Граф Штейнрюк не подозревал, что судьба уже давно разрушила гордый храм его надежд. Он понятия не имел о той чреватой последствиями бурной ночи, и все его сведения о событиях в замке Штейнрюк исходили из писем Герты и бюллетеней врача.
Утром в Михайлов день Михаил Роденберг, по настойчивой просьбе Герты, проводил ее лишь до того места, где горная дорога переходила в долину, так как дальнейший путь не представлял уже ни малейшей опасности. Девушка одна прибыла в замок, и тяжелое состояние, в котором она застала мать, лишило ее возможности проронить хоть словечко о происшедшем. Врачи категорически запретили причинять больной даже малейшее волнение, а потому вся эта история должна была оставаться в тайне вплоть до выздоровления графини, на которое Герта не переставала надеяться.
Михаил, разумеется знал истинное положение вещей от профессора, но это еще более обязывало его щадить женщину, со стороны которой он постоянно встречал только ласку и дружелюбие. Если уж суждено было вступить в борьбу за Герту, пусть эта борьба начнется после ее смерти!
Наконец это случилось. Врач только что известил генерала, что ночью больная тихо отошла во сне. Как и все члены семьи, генерал был подготовлен к такому событию — последние бюллетени были совершенно безнадежны. И все-таки его глубоко огорчила смерть этой бесконечно милой женщины, которая всегда так охотно подчинялась его руководству и которой он из-за служебных дел не мог даже отдать теперь последний долг!
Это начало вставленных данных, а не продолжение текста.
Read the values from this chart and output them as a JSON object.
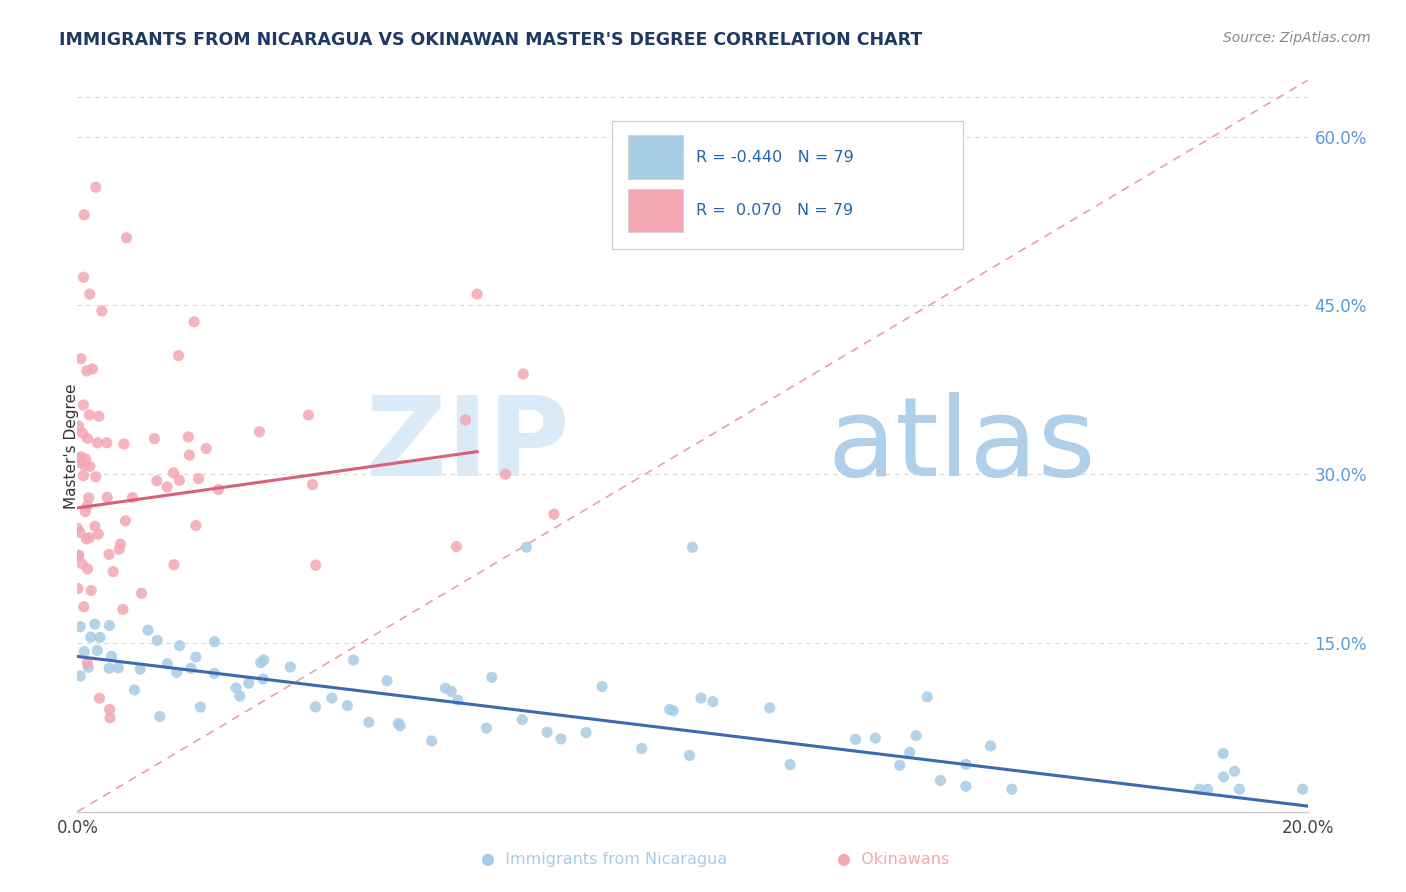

В те дни политическая атмосфера отличалась особенной напряженностью, и если публика почти не чувствовала ее, то военные круги были отлично осведомлены. Генерал Штейнрюк знал, что не имеет права отлучаться даже на несколько дней, так как в любой момент он мог понадобиться; долг главы семьи отступал перед долгом солдата. Но Рауль, разумеется, должен был сейчас же отправиться в замок, и ему, маленькому чиновнику, не могли отказать в кратковременном отпуске, тем более что сам министр, зная, как обстоит дело в семье Штейнрюк, заранее разрешил Раулю отправиться в замок, чтобы отдать последний долг матери своей невесты.
Генерал сидел в своем кабинете, еще раз перечитывая только что полученную телеграмму, когда ему доложили о приходе офицера из генерального штаба. У графа было мало времени для семейных дел, даже и в такие скорбные моменты ему непрестанно мешали, доклады, служебные депеши и предписания следовали непрерывной струей. Он приказал впустить посетителя, и вскоре в его кабинет вошел капитан Роденберг.
Генерал был неприятно поражен его появлением, хотя оно было вполне закономерно. С того момента, как Штейнрюк вмешался в ссору Михаила с Раулем, а Роденберг категорически отказался от признания каких бы то ни было родственных связей с дедом и кузеном, им не раз приходилось сталкиваться по служебным делам. Но во время этих чисто официальных свиданий они, разумеется, ни на одну секунду не выходили из деловых рамок: как и обещал генерал, Михаил встречал в нем с тех пор только начальника.
— Вы явились с поручением от вашего начальника? — спросил генерал.
— Нет, ваше высокопревосходительство, на этот раз я явился по личному делу и прошу уделить мне немного времени.